When the Spell Works It's Binding
[Sheed is a British novelist, editor, columnist, and critic. In the following review, he praises Frame's The Adaptable Man, considering the novel "comic, intense, [and] stylish."]
The New Zealand authoress Janet Frame is a "witch-novelist" who stirs her plots under a full moon and has various magic powers, including a number-one witch's curse. Her prose style is a series of charms and incantations, passwords repeated in a baleful voice, which hex up the whole landscape, turning the vegetables into people and the people back into vegetables, or worse: into rock formations, soap advertisements or ancient ruins.
These alchemistic tricks are central to her new novel, [The Adaptable Man,] which concerns the urge of people and things to adapt, to assume the right shapes for the 20th century. Each of her characters would like to become the human equivalent of a television antenna or a three-day deodorant or a really good museum piece. Under Miss Frame's curse, they become instead crystal radios, one-day deodorants, museum rejects.
Even the village they live in (one of those whimsical English ones well-known to mystery readers) is struggling to adapt—to become a jet airport or a thruway or a history reserve. A hundred local deities fuse in this effort, sprites of field and harvest and even gods secreted in the new farm-machines. For in Miss Frame's metaphor kingdom you never know what has a soul and who hasn't.
The human characters proper are introduced in a prologue which suggests that they are all basically the same person anyway, in a sequence of different attitudes. In a mythic novel of this type, the personality is nothing, the role is everything—i.e., it doesn't matter who is priest and who is victim, so long as the rite is performed. Each uses the same voice—the milkman, the clergyman, the village bore—passing the "I, I, I," back and forth and ending with "I, the earth,"—the earth being no more and no less a character than the others.
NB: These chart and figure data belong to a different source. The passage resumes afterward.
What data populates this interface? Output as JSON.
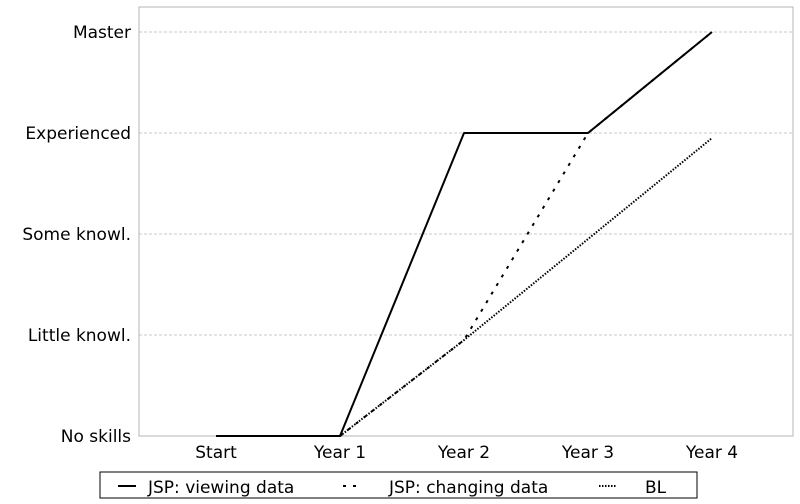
{
  "chart_data": {
    "type": "line",
    "title": "",
    "xlabel": "",
    "ylabel": "",
    "categories": [
      "Start",
      "Year 1",
      "Year 2",
      "Year 3",
      "Year 4"
    ],
    "y_tick_labels": [
      "No skills",
      "Little knowl.",
      "Some knowl.",
      "Experienced",
      "Master"
    ],
    "ylim": [
      0,
      4
    ],
    "grid": true,
    "legend_position": "bottom",
    "series": [
      {
        "name": "JSP: viewing data",
        "style": "solid",
        "x": [
          0,
          1,
          2,
          3,
          4
        ],
        "values": [
          0,
          0,
          3,
          3,
          4
        ]
      },
      {
        "name": "JSP: changing data",
        "style": "dashed",
        "x": [
          1,
          2,
          3,
          4
        ],
        "values": [
          0,
          0.95,
          3,
          4
        ]
      },
      {
        "name": "BL",
        "style": "dotted",
        "x": [
          1,
          2,
          3,
          4
        ],
        "values": [
          0,
          0.95,
          1.95,
          2.95
        ]
      }
    ],
    "colors": {
      "line": "#000000",
      "grid": "#c8c8c8",
      "frame": "#b4b4b4"
    }
  }
}
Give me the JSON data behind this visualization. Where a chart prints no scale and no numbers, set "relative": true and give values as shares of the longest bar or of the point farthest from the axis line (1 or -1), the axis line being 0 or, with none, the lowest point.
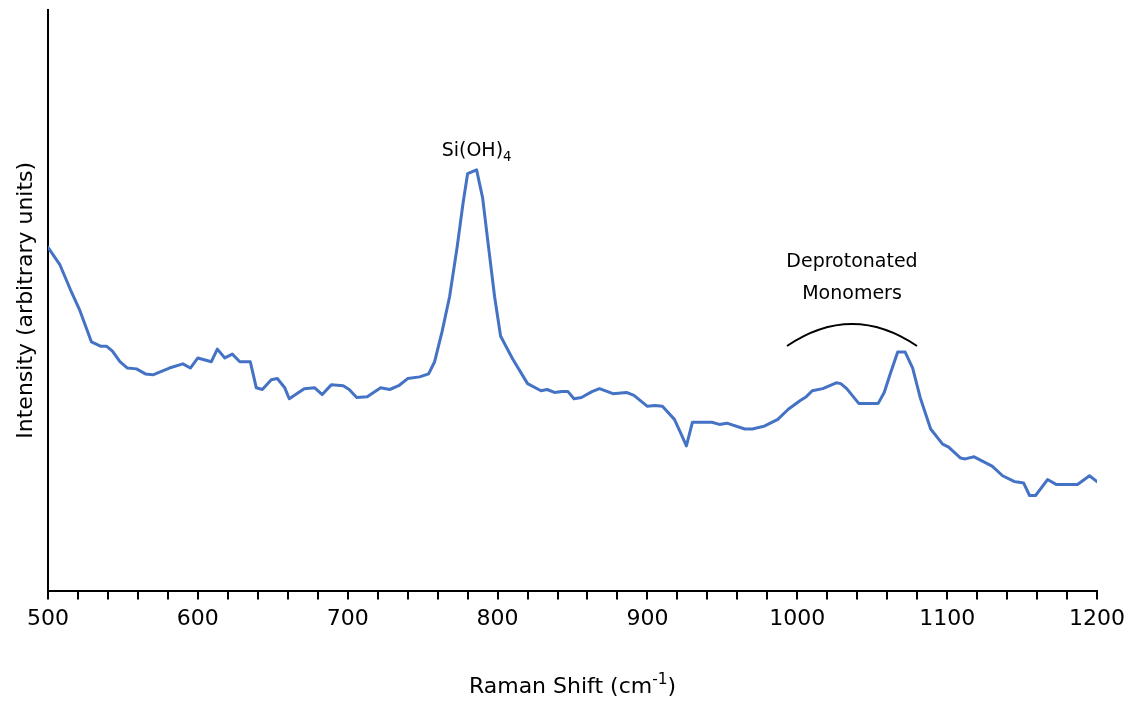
{
  "chart_data": {
    "type": "line",
    "xlabel": "Raman Shift (cm$^{-1}$)",
    "ylabel": "Intensity (arbitrary units)",
    "relative": true,
    "marker": "none",
    "legend": false,
    "xlim": [
      500,
      1200
    ],
    "xticks": [
      500,
      {
        "value": 520,
        "label": null
      },
      {
        "value": 540,
        "label": null
      },
      {
        "value": 560,
        "label": null
      },
      {
        "value": 580,
        "label": null
      },
      600,
      {
        "value": 620,
        "label": null
      },
      {
        "value": 640,
        "label": null
      },
      {
        "value": 660,
        "label": null
      },
      {
        "value": 680,
        "label": null
      },
      700,
      {
        "value": 720,
        "label": null
      },
      {
        "value": 740,
        "label": null
      },
      {
        "value": 760,
        "label": null
      },
      {
        "value": 780,
        "label": null
      },
      800,
      {
        "value": 820,
        "label": null
      },
      {
        "value": 840,
        "label": null
      },
      {
        "value": 860,
        "label": null
      },
      {
        "value": 880,
        "label": null
      },
      900,
      {
        "value": 920,
        "label": null
      },
      {
        "value": 940,
        "label": null
      },
      {
        "value": 960,
        "label": null
      },
      {
        "value": 980,
        "label": null
      },
      1000,
      {
        "value": 1020,
        "label": null
      },
      {
        "value": 1040,
        "label": null
      },
      {
        "value": 1060,
        "label": null
      },
      {
        "value": 1080,
        "label": null
      },
      1100,
      {
        "value": 1120,
        "label": null
      },
      {
        "value": 1140,
        "label": null
      },
      {
        "value": 1160,
        "label": null
      },
      {
        "value": 1180,
        "label": null
      },
      1200
    ],
    "x": [
      500,
      508,
      515,
      521,
      529,
      535,
      539,
      543,
      548,
      553,
      559,
      565,
      570,
      581,
      590,
      595,
      600,
      609,
      613,
      618,
      623,
      628,
      635,
      639,
      643,
      649,
      653,
      658,
      661,
      671,
      678,
      683,
      689,
      697,
      701,
      706,
      713,
      722,
      728,
      734,
      740,
      748,
      754,
      758,
      763,
      768,
      773,
      777,
      780,
      786,
      790,
      794,
      798,
      802,
      810,
      820,
      829,
      833,
      838,
      843,
      847,
      851,
      856,
      863,
      868,
      877,
      886,
      891,
      900,
      905,
      910,
      918,
      922,
      926,
      930,
      943,
      948,
      953,
      965,
      970,
      978,
      987,
      994,
      1002,
      1006,
      1010,
      1017,
      1026,
      1029,
      1033,
      1041,
      1045,
      1054,
      1058,
      1062,
      1067,
      1072,
      1077,
      1082,
      1089,
      1097,
      1101,
      1109,
      1112,
      1118,
      1130,
      1137,
      1145,
      1151,
      1155,
      1159,
      1167,
      1173,
      1182,
      1187,
      1195,
      1200
    ],
    "series": [
      {
        "color": "#4472c4",
        "values": [
          0.816,
          0.774,
          0.715,
          0.668,
          0.591,
          0.581,
          0.581,
          0.569,
          0.544,
          0.529,
          0.527,
          0.515,
          0.513,
          0.529,
          0.539,
          0.529,
          0.553,
          0.544,
          0.574,
          0.553,
          0.562,
          0.544,
          0.544,
          0.482,
          0.478,
          0.501,
          0.504,
          0.482,
          0.456,
          0.48,
          0.482,
          0.466,
          0.489,
          0.487,
          0.478,
          0.459,
          0.461,
          0.482,
          0.478,
          0.487,
          0.504,
          0.508,
          0.515,
          0.544,
          0.616,
          0.699,
          0.816,
          0.922,
          0.991,
          1.0,
          0.934,
          0.816,
          0.699,
          0.605,
          0.551,
          0.492,
          0.475,
          0.478,
          0.471,
          0.473,
          0.473,
          0.456,
          0.459,
          0.473,
          0.48,
          0.468,
          0.471,
          0.464,
          0.438,
          0.44,
          0.438,
          0.407,
          0.376,
          0.344,
          0.4,
          0.4,
          0.395,
          0.398,
          0.384,
          0.384,
          0.391,
          0.407,
          0.431,
          0.452,
          0.461,
          0.475,
          0.48,
          0.494,
          0.492,
          0.48,
          0.445,
          0.445,
          0.445,
          0.471,
          0.515,
          0.567,
          0.567,
          0.529,
          0.459,
          0.384,
          0.348,
          0.341,
          0.315,
          0.313,
          0.318,
          0.296,
          0.273,
          0.259,
          0.256,
          0.226,
          0.226,
          0.264,
          0.252,
          0.252,
          0.252,
          0.273,
          0.259
        ]
      }
    ],
    "annotations": [
      {
        "text": "Si(OH)$_{4}$",
        "x": 786,
        "y": 1.0
      },
      "Deprotonated Monomers"
    ]
  }
}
Each of these alleged characters has one foot inside his own century and one waving about outside. Russell Maude the dentist has barricaded himself behind a picket-fence of teeth, solid as tombstones: his strategy is to practice a modern science with outrageously out-of-date instruments. His wife has buried herself in vegetables, and fortifies herself with litanies of the latest plant diseases. Their son Alwyn seems to have stepped all the way into his own century, committing a senseless murder and feeling only two pages of guilt to 600-odd for Raskolnikov, but by the end of the book he has begun to look worried. And of course, to worry is to be unadapted, to lose your place in the lemming-rush.
Parts of this book could best be reviewed a page at a time, as a number of poems and essays stashed together—some pages of excellent nature writing, a few more of theologizing—and indeed, whenever plot-development threatens to dominate. Miss Frame determinedly changes the subject and goes off on a new ramble. When the magic is working, which is most of the time, the effect is spellbinding; when it isn't the brew tastes more like Campbell's toad soup, and you half wonder why such an earnest, talky woman should be a witch in the first place.
But this is probably the kind of trick you can expect from witches. When the juice is on, Miss Frame is undoubtedly the real thing. Her prose is haunting, and she can use it to lay a spooky atmosphere over anything she chooses, from a stamp album to a row of teeth. Occasionally she wrestles a metaphor too fiercely and winds up in a snarl of arms and legs, but few writers have ever used so many of them so successfully. In general, she has done what every writer strives to do: find and perfect a form that fits over her ideas and dreams like a skullcap.
Now if she could just find an equally good proofreader, or wave a wand over her old one. But maybe these weird typos and open-ended parentheses are meant to add an extra Halloween touch. In any event, The Adaptable Man is an original novel, comic, intense, stylish, from one of the most interesting writers around.